May 6, 1812 Martin Robinson Delany, abolitionist and the first African American field officer in the United States Army, was born in Charles Town, West Virginia. Because it was illegal to teach black people to read or write, he and his siblings taught themselves. In 1835, Delany became more actively involved in political matters and attended his first Negro Conference. In 1843, he began publishing “The Mystery,” a black-controlled newspaper, and in 1847 together with Frederick Douglass and William Lloyd Garrison began publishing the “North Star” newspaper.
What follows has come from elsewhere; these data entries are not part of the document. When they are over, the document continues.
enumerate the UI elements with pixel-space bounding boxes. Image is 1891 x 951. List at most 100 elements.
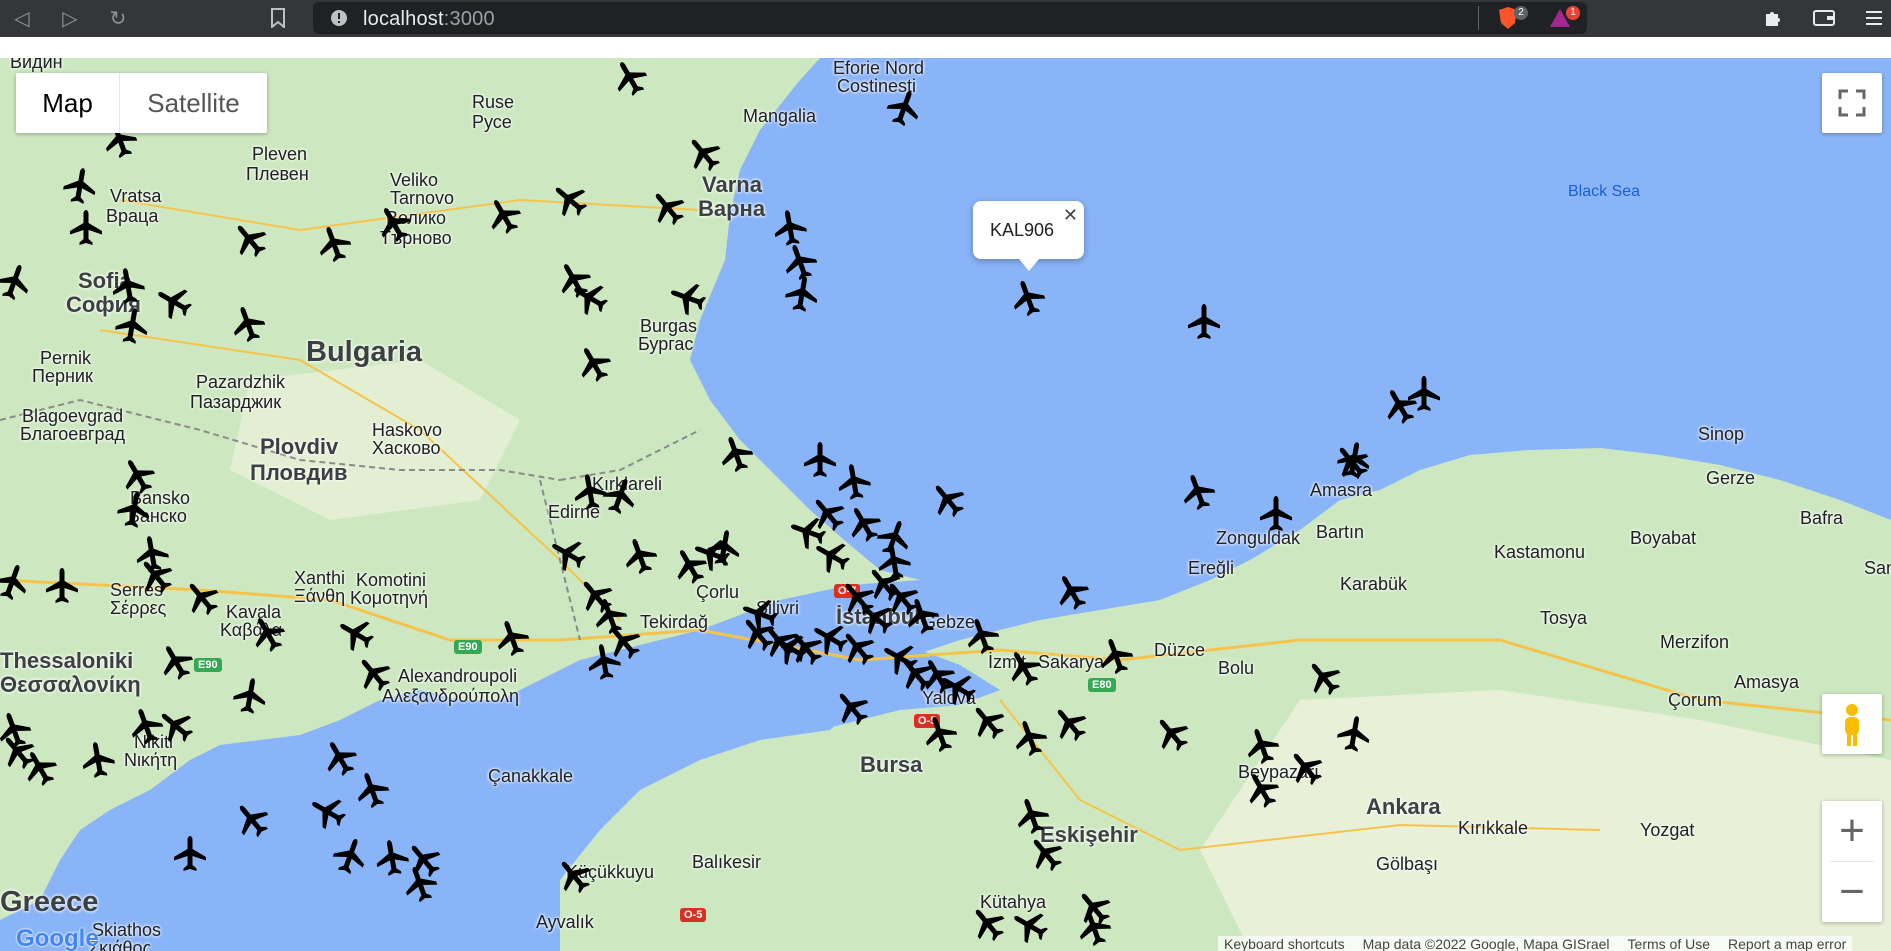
reload-icon[interactable]: ↻ [104, 4, 132, 32]
airplane-icon[interactable] [352, 770, 392, 810]
airplane-icon[interactable] [684, 134, 724, 174]
info-window[interactable]: KAL906 ✕ [973, 201, 1084, 271]
airplane-icon[interactable] [330, 836, 370, 876]
bookmark-icon[interactable] [264, 4, 292, 32]
airplane-icon[interactable] [1334, 714, 1374, 754]
airplane-icon[interactable] [1256, 494, 1296, 534]
airplane-icon[interactable] [230, 676, 270, 716]
close-icon[interactable]: ✕ [1063, 205, 1078, 226]
airplane-icon[interactable] [782, 274, 822, 314]
airplane-icon[interactable] [314, 224, 354, 264]
terms-link[interactable]: Terms of Use [1628, 936, 1710, 951]
airplane-icon[interactable] [42, 566, 82, 606]
airplane-icon[interactable] [154, 282, 194, 322]
brave-rewards-icon[interactable]: 1 [1546, 4, 1580, 32]
airplane-icon[interactable] [492, 618, 532, 658]
airplane-icon[interactable] [336, 614, 376, 654]
forward-icon[interactable]: ▷ [56, 4, 84, 32]
map-canvas[interactable]: Видин Eforie Nord Costinesti Ruse Русе Mangal… [0, 58, 1891, 951]
airplane-icon[interactable] [1334, 440, 1374, 480]
airplane-icon[interactable] [570, 278, 610, 318]
airplane-icon[interactable] [1404, 374, 1444, 414]
airplane-icon[interactable] [0, 732, 38, 772]
airplane-icon[interactable] [1152, 714, 1192, 754]
airplane-icon[interactable] [108, 266, 148, 306]
airplane-icon[interactable] [114, 490, 154, 530]
airplane-icon[interactable] [704, 528, 744, 568]
back-icon[interactable]: ◁ [8, 4, 36, 32]
report-error-link[interactable]: Report a map error [1728, 936, 1846, 951]
airplane-icon[interactable] [228, 304, 268, 344]
airplane-icon[interactable] [968, 904, 1008, 944]
brave-shields-icon[interactable]: 2 [1494, 4, 1528, 32]
airplane-icon[interactable] [78, 740, 118, 780]
airplane-icon[interactable] [1242, 770, 1282, 810]
airplane-icon[interactable] [400, 864, 440, 904]
airplane-icon[interactable] [354, 654, 394, 694]
airplane-icon[interactable] [182, 578, 222, 618]
airplane-icon[interactable] [170, 834, 210, 874]
map-type-satellite-button[interactable]: Satellite [120, 73, 267, 133]
airplane-icon[interactable] [136, 556, 176, 596]
airplane-icon[interactable] [156, 642, 196, 682]
airplane-icon[interactable] [968, 702, 1008, 742]
airplane-icon[interactable] [0, 562, 32, 602]
airplane-icon[interactable] [1184, 302, 1224, 342]
airplane-icon[interactable] [1052, 572, 1092, 612]
airplane-icon[interactable] [962, 616, 1002, 656]
airplane-icon[interactable] [308, 792, 348, 832]
map-type-map-button[interactable]: Map [16, 73, 120, 133]
airplane-icon[interactable] [1286, 748, 1326, 788]
airplane-icon[interactable] [484, 196, 524, 236]
airplane-icon[interactable] [920, 714, 960, 754]
airplane-icon[interactable] [832, 688, 872, 728]
airplane-icon[interactable] [60, 166, 100, 206]
airplane-icon[interactable] [610, 58, 650, 98]
keyboard-shortcuts-link[interactable]: Keyboard shortcuts [1224, 936, 1345, 951]
airplane-icon[interactable] [1004, 648, 1044, 688]
extensions-icon[interactable] [1759, 4, 1787, 32]
airplane-icon[interactable] [232, 800, 272, 840]
airplane-icon[interactable] [812, 536, 852, 576]
airplane-icon[interactable] [1096, 636, 1136, 676]
zoom-in-button[interactable]: + [1822, 801, 1882, 861]
zoom-out-button[interactable]: − [1822, 862, 1882, 922]
airplane-icon[interactable] [0, 262, 34, 302]
airplane-icon[interactable] [126, 706, 166, 746]
address-bar[interactable]: localhost:3000 [313, 2, 1587, 34]
airplane-icon[interactable] [1242, 726, 1282, 766]
airplane-icon[interactable] [1008, 278, 1048, 318]
airplane-icon[interactable] [668, 278, 708, 318]
airplane-icon[interactable] [1074, 908, 1114, 948]
airplane-icon[interactable] [548, 534, 588, 574]
airplane-icon[interactable] [584, 642, 624, 682]
airplane-icon[interactable] [1178, 472, 1218, 512]
airplane-icon[interactable] [574, 344, 614, 384]
fullscreen-button[interactable] [1822, 73, 1882, 133]
airplane-icon[interactable] [1012, 796, 1052, 836]
airplane-icon[interactable] [230, 220, 270, 260]
airplane-icon[interactable] [1026, 834, 1066, 874]
menu-icon[interactable] [1860, 4, 1888, 32]
airplane-icon[interactable] [66, 208, 106, 248]
airplane-icon[interactable] [620, 536, 660, 576]
street-view-pegman[interactable] [1822, 694, 1882, 754]
airplane-icon[interactable] [550, 180, 590, 220]
airplane-icon[interactable] [112, 306, 152, 346]
wallet-icon[interactable] [1810, 4, 1838, 32]
airplane-icon[interactable] [600, 476, 640, 516]
site-info-icon[interactable] [325, 4, 353, 32]
airplane-icon[interactable] [902, 596, 942, 636]
airplane-icon[interactable] [1010, 718, 1050, 758]
airplane-icon[interactable] [716, 434, 756, 474]
airplane-icon[interactable] [248, 614, 288, 654]
airplane-icon[interactable] [648, 188, 688, 228]
airplane-icon[interactable] [1050, 704, 1090, 744]
airplane-icon[interactable] [928, 480, 968, 520]
airplane-icon[interactable] [1304, 658, 1344, 698]
airplane-icon[interactable] [554, 856, 594, 896]
airplane-icon[interactable] [838, 628, 878, 668]
airplane-icon[interactable] [884, 88, 924, 128]
airplane-icon[interactable] [1010, 906, 1050, 946]
airplane-icon[interactable] [374, 204, 414, 244]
In the 1850s, Delany became convinced that whites would not allow deserving persons of color to become leaders in society and in his book, “The Condition, Elevation, Emigration, and Destiny of the Colored People of the United States, Politically Considered” (1852), he argued that blacks had no future in the United States and should leave and found a new nation elsewhere. In 1863, Delany began recruiting black men for the Union Army to fight in the Civil War, raising thousands of enlistees, and in 1865 he was commissioned as a major, becoming the first black field officer in the U.S. Army.
Following the war and the demise of the Reconstruction Period, Delany helped form the Liberia Exodus Joint Stock Steamship Company with the intent to immigrate to Africa. However, he had to withdraw from the project due to family obligations. Delany died January 24, 1885 and his biography, “Martin R. Delany: The Beginnings of Black Nationalism,” was published in 1971.